Eczema is a group of unrelated diseases that have a similar appearance. When it is new eczema, the affected skin appears red and elevated with small blisters (vesicles) containing a clear fluid. When the blisters break, the affected skin will weep and ooze (exude).

In older eczema, chronic eczema, the blisters are less prominent and the skin is thickened, elevated, and scaling. Eczema almost always is very itchy.

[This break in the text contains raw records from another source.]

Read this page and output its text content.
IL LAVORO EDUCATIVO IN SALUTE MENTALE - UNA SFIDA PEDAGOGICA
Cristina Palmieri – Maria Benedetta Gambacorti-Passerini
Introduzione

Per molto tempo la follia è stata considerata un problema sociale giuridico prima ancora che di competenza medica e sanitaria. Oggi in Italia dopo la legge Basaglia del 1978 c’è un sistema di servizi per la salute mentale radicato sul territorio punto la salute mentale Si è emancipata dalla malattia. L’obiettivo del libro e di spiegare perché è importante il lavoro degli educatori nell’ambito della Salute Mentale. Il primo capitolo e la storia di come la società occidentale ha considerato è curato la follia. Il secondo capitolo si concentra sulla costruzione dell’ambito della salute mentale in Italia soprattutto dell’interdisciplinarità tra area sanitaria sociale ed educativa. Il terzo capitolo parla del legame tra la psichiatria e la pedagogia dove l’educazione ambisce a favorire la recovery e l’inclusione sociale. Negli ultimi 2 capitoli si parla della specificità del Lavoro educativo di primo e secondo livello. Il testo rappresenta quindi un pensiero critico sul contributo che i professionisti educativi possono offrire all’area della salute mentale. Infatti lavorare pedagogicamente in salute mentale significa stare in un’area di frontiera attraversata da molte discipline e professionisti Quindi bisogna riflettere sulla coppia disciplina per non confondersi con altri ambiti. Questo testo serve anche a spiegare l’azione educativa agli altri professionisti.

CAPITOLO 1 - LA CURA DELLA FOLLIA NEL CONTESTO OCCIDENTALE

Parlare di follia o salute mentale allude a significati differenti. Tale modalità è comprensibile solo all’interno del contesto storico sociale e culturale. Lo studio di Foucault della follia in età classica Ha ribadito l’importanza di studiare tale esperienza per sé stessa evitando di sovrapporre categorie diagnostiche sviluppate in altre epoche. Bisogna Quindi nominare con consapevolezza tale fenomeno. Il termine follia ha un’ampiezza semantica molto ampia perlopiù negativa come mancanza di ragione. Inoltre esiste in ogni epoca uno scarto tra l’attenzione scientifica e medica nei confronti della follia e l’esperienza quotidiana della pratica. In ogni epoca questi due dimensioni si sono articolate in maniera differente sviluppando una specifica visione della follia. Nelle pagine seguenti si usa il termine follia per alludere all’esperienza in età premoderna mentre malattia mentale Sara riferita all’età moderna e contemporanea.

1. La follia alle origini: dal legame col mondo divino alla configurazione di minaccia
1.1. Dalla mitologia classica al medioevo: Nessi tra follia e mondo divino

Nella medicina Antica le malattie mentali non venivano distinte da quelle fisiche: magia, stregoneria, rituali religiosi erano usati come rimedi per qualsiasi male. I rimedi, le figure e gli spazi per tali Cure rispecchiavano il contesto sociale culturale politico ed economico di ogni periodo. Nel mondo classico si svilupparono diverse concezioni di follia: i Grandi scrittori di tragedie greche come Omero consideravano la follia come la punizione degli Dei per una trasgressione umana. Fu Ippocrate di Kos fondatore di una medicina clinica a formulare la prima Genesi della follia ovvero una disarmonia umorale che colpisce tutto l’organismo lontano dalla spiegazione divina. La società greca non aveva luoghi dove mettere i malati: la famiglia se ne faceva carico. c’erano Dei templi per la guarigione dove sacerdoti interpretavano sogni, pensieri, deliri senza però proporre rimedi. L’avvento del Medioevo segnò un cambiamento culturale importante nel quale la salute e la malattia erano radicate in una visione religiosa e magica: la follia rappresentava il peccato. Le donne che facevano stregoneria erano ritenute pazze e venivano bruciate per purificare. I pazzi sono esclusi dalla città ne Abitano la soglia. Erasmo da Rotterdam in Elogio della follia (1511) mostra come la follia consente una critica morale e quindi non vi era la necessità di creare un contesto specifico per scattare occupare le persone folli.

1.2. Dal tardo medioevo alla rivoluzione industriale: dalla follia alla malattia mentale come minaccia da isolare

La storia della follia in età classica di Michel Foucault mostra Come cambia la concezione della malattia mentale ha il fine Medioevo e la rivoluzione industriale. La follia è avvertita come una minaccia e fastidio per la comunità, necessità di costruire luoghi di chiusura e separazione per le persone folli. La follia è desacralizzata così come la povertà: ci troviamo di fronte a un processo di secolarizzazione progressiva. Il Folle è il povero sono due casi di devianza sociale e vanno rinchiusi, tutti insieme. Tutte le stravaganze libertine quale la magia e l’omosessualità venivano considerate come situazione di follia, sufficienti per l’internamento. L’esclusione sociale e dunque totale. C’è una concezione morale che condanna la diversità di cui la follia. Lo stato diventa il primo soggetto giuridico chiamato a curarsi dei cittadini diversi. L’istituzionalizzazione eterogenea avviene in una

Eczema includes dryness and recurring skin rashes that are characterized by one or more of these symptoms: redness, skin edema (swelling), itching and dryness, blistering, cracking, oozing, or bleeding. Causes

The most common type of eczema - atopic dermatitis -- resembles an allergy. The current thinking is that eczema is caused by a combination of factors that include:

  • activities that may cause skin to be more sensitive
  • defects in the skin barrier that allow moisture out and germs in
  • abnormal function of the immune system
  • genetics
  • environment

An accurate diagnosis requires an examination of the entire skin surface and a careful history. It is important to rule out curable conditions caused by infectious organisms. Occasionally, a sample of skin (biopsy) may be sent for examination in a laboratory. If allergies are suspected, patch testing (not scratch or prick testing) may be required.


Corticosteroids are highly effective in controlling or suppressing symptoms in most cases. For mild-moderate eczema a weak steroid may be used (e.g. hydrocortisone), while in more severe cases a higher-potency steroid (e.g. clobetasol propionate) may be used. In severe cases, oral or injectable corticosteroids may be used.